Active-duty end strength would increase from 312,980 in fiscal 2015 to 317,000 next year, a 1.3 percent increase.
The proposed 2016 increase would be the first increase since the Air Force began steeply cutting its ranks under the 2014 force management program. The Air Force began fiscal 2014 with 330,700 active-duty airmen, and by Nov. 6, that number had dropped to 316,500. The 2015 levels of 312,980 are the lowest the service has ever had, except for 1947, its first year in existence, when it had 305,827 airmen.
The active-duty increases would provide 900 more personnel to support the Air Force's nuclear missile enterprise.
The Air Force would is also planning to add 400 active-duty airmen to help man the MQ-9 Reaper drones, which the budget said would bolster intelligence, surveillance and reconnaissance and command and control capabilities.
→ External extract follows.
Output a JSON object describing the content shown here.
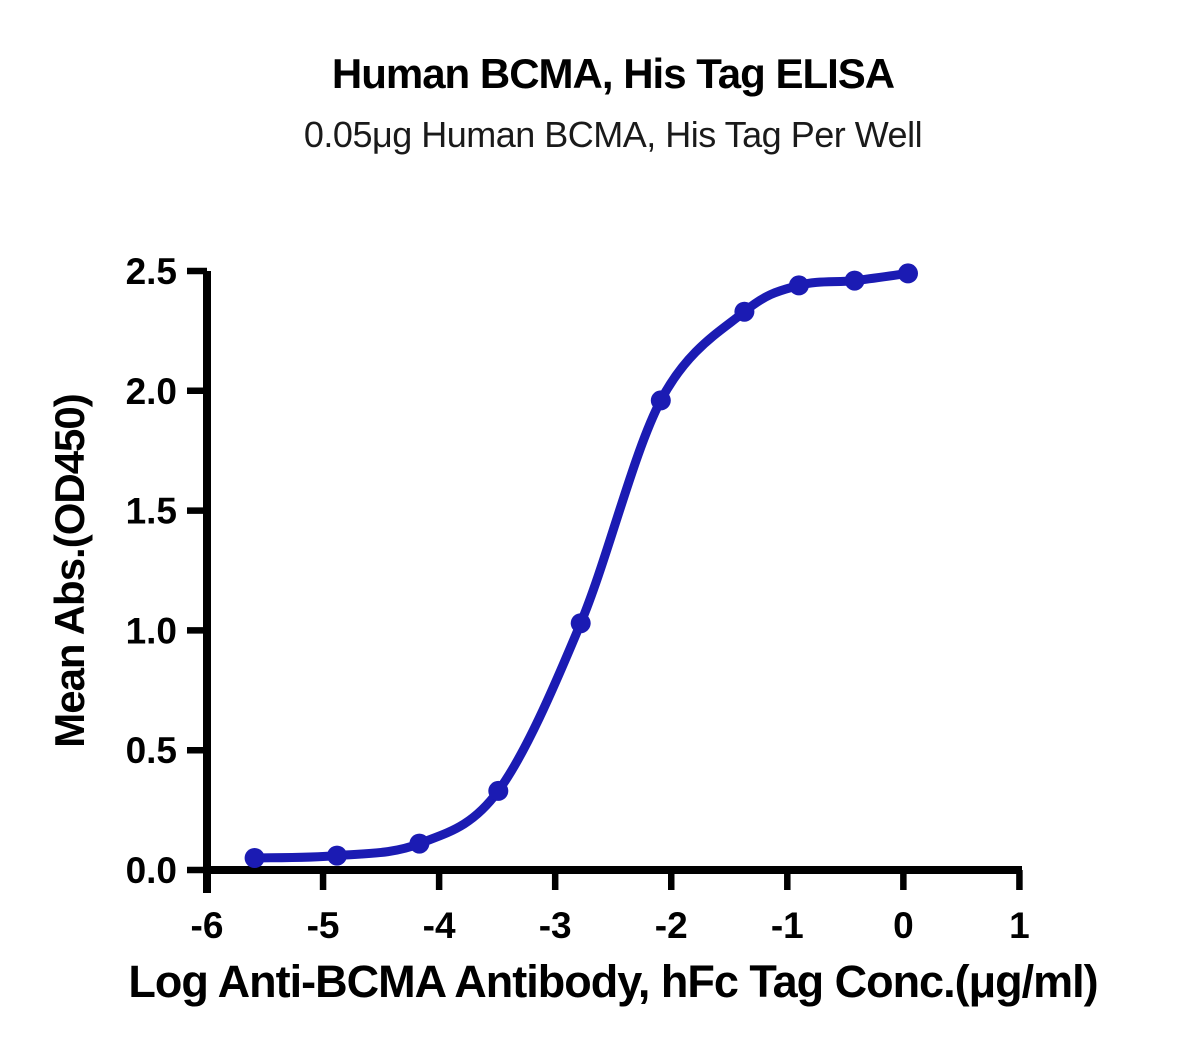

And the budget said the Air Force wants to restore 600 F-15C positions as part of the European Reassurance Initiative, which was unveiled last year to counter Russia's aggression in Ukraine. The Air Force originally proposed retiring 51 F-15C Eagles — many of which are at RAF Lakenheath in England — in the 2015 budget released last year. But after Russia seized Crimea and began stoking unrest in Ukraine's eastern region, the White House and Congress announced the $1 billion European Reassurance Initiative, which extended the stay of the F-15Cs by one year.
The service also calls for 200 more active-duty cyber operations and cyber warfare personnel, reflecting the growing importance of online warfare.
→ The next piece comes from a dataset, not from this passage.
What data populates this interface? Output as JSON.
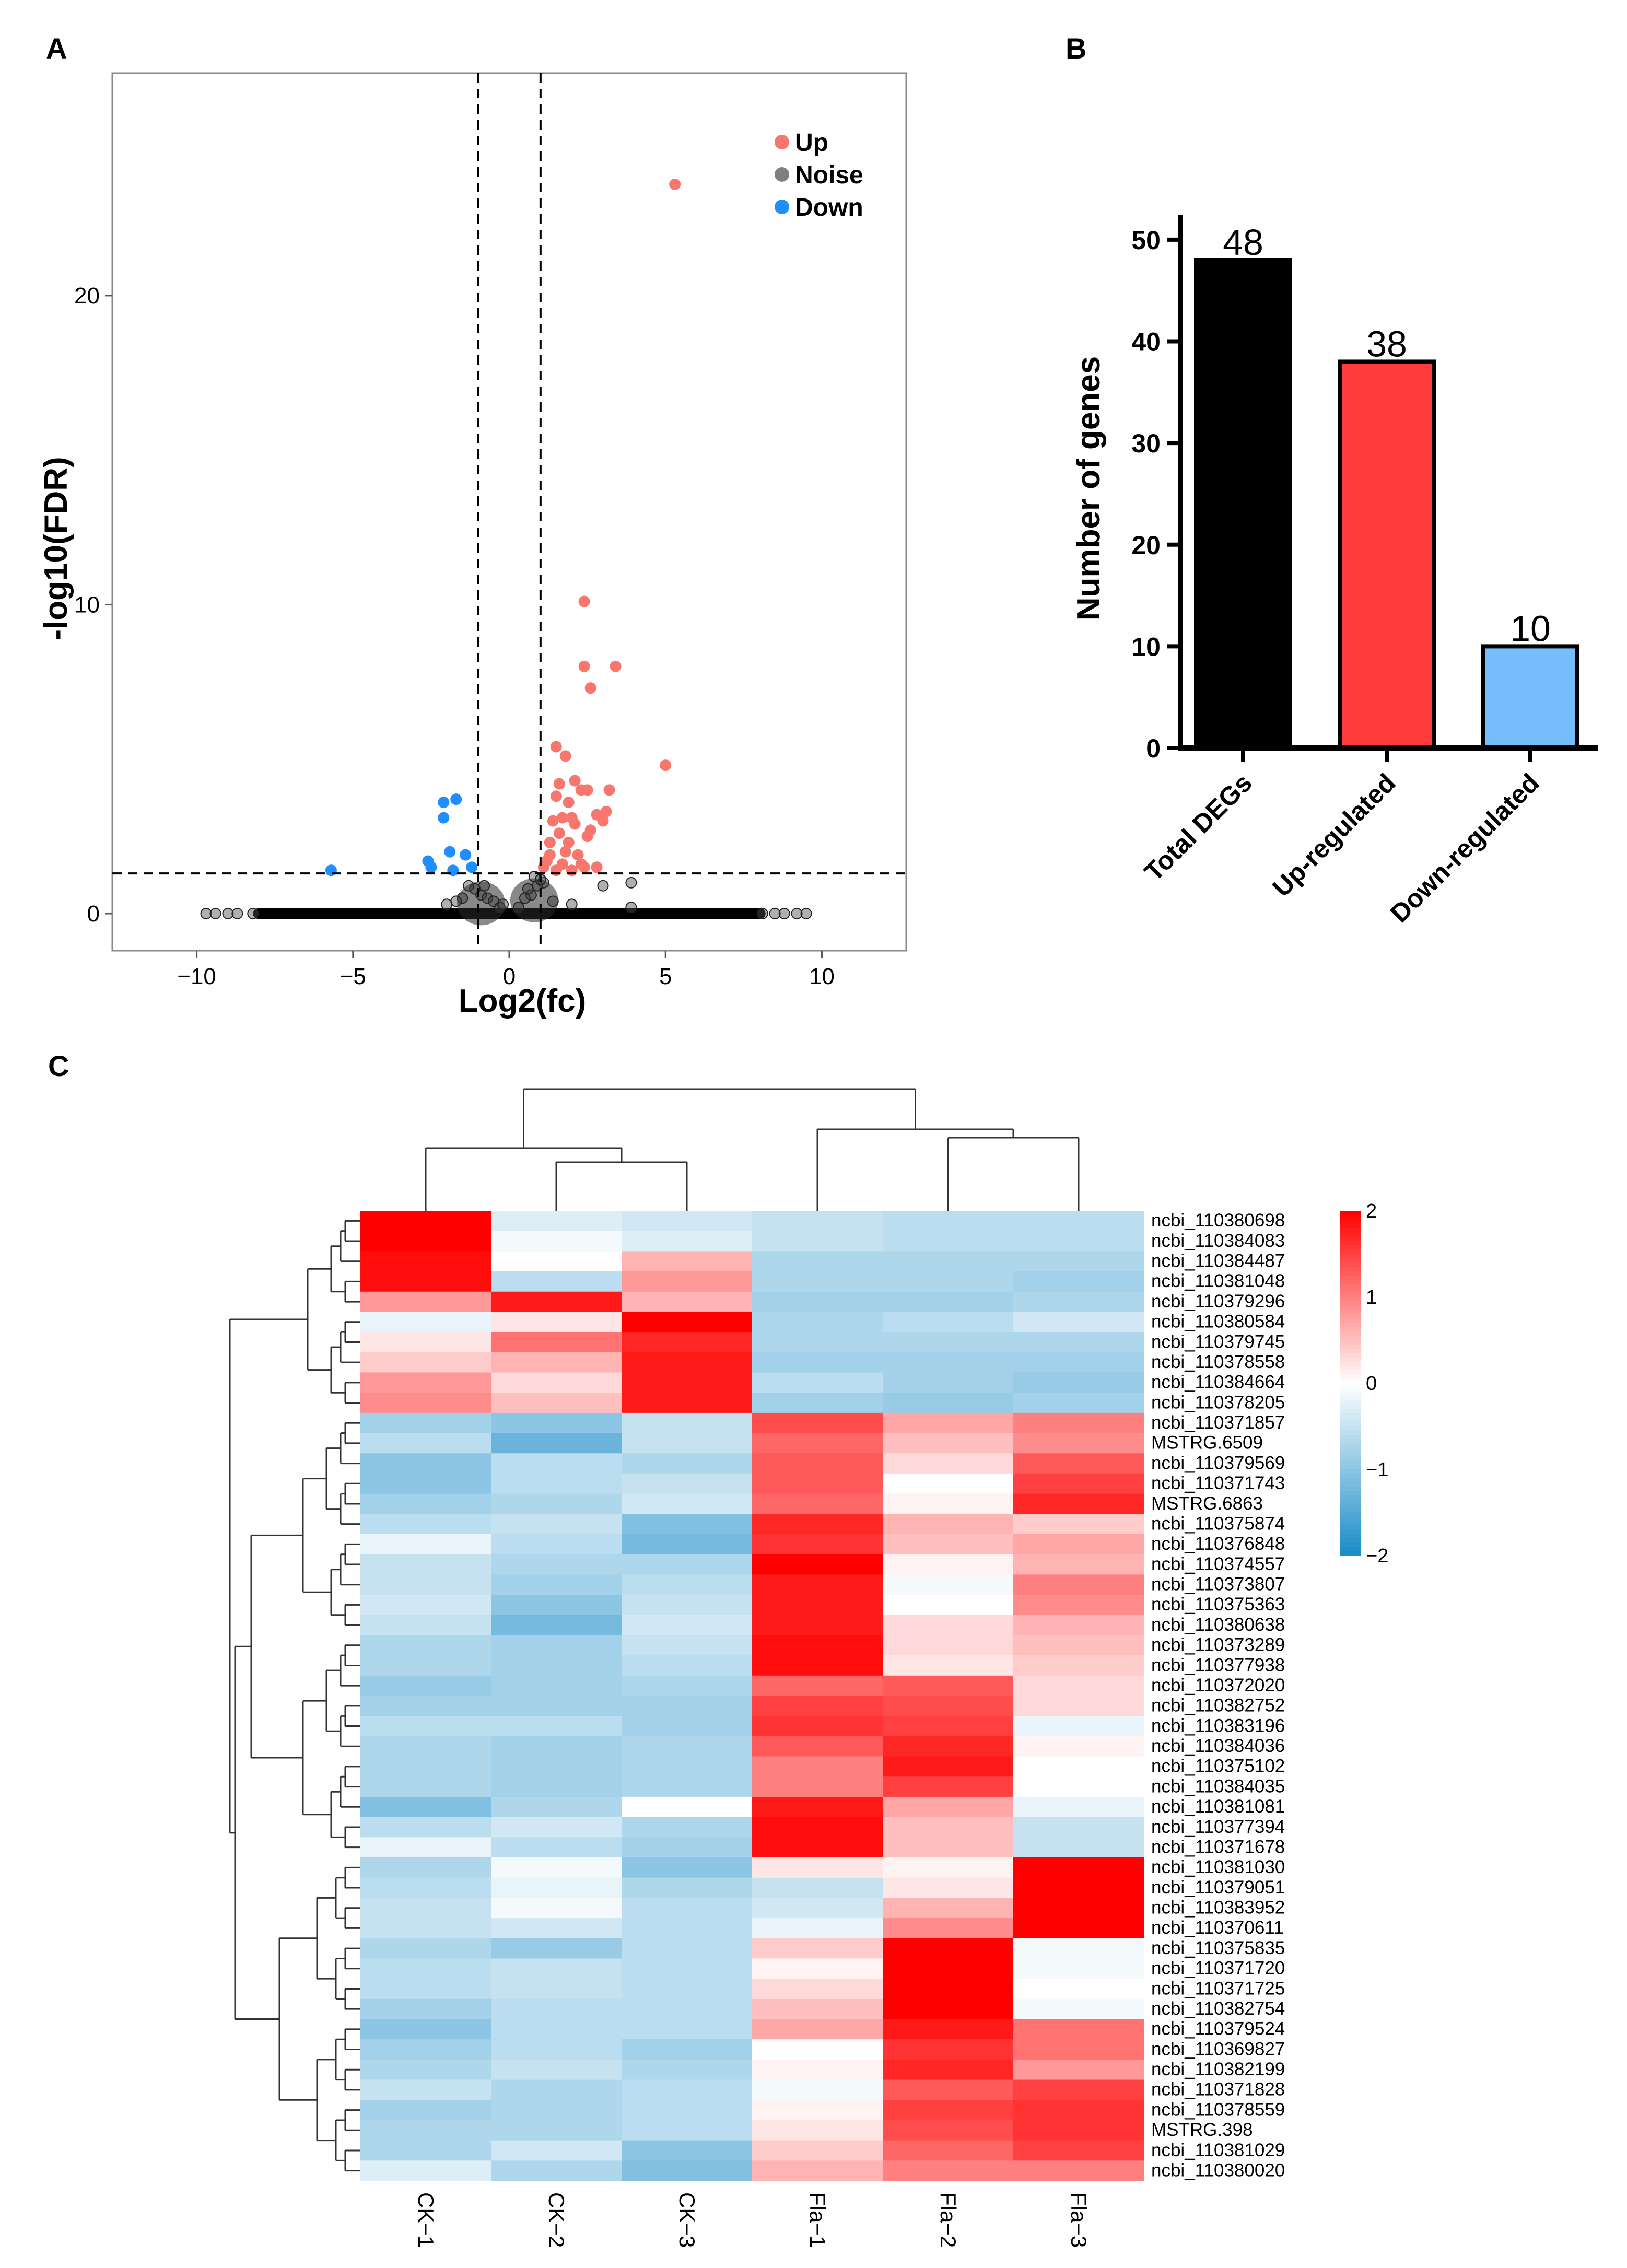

"It's not just the future of warfare, it's the present of warfare," said cybersecurity expert and author of the book "Cybersecurity and Cyberwar" Peter Singer. "We're seeing it integrated in every conflict out there. Even ones that are seemingly low-tech, like the Syria conflict, both sides of the civil war have has evolving cyber elements."
A wide variety of state and non-state actors are now employing cyberwarfare, Singer said. More than 100 nations -- both large and small -- have created some kind of cyber military organization, he said. And terrorist groups, terrorist sympathizers, cyber criminals and "individual hackers out just for fun" are also attempting to hack systems.
For example, an unknown group of hackers supporting the Islamic State terrorist group embarrassed U.S. Central Command last month when they hacked the command's Twitter and YouTube accounts and used them to post pro-IS propaganda.
The remaining 1,900 newly added active-duty airmen would support training programs and other efforts to that will help the Air Force reshape its workforce to meet future missions and requirements, the budget said.
The total force, including Air National Guard and Air Force Reserve, would grow to 491,700, an increase of 6,620 personnel or 1.4 percent from this year.
The Reserve's end strength would increase by 2,100, to 69,200 in 2016, a 3.1 percent increase. The budget said the Reserve's growth would help it handle its increased F-16, C-17 and KC-46A mission support duties, which were transferred from the active duty as part of last year's active-duty force cuts.
The Reserve's F-16 increase would add 200 full-time and 925 traditional reserve positions at Hill Air Force Base in Utah, Luke Air Force Base in Arizona, and Tyndall Air Force Base in Florida. Its C-17 missions in Air Mobility Command would receive 460 more traditional reserve billets. And the KC-46A tanker would receive 415 additional traditional reserve authorizations at McConnell Air Force Base in Kansas.
The Guard would grow by 500, to 105,500, a 0.5 percent increase.
The budget also would provide for across-the-board increases of 1.3 percent for military pay, 1.5 percent for Basic Allowance for Housing, and 3.4 percent for Basic Allowance for Subsistence.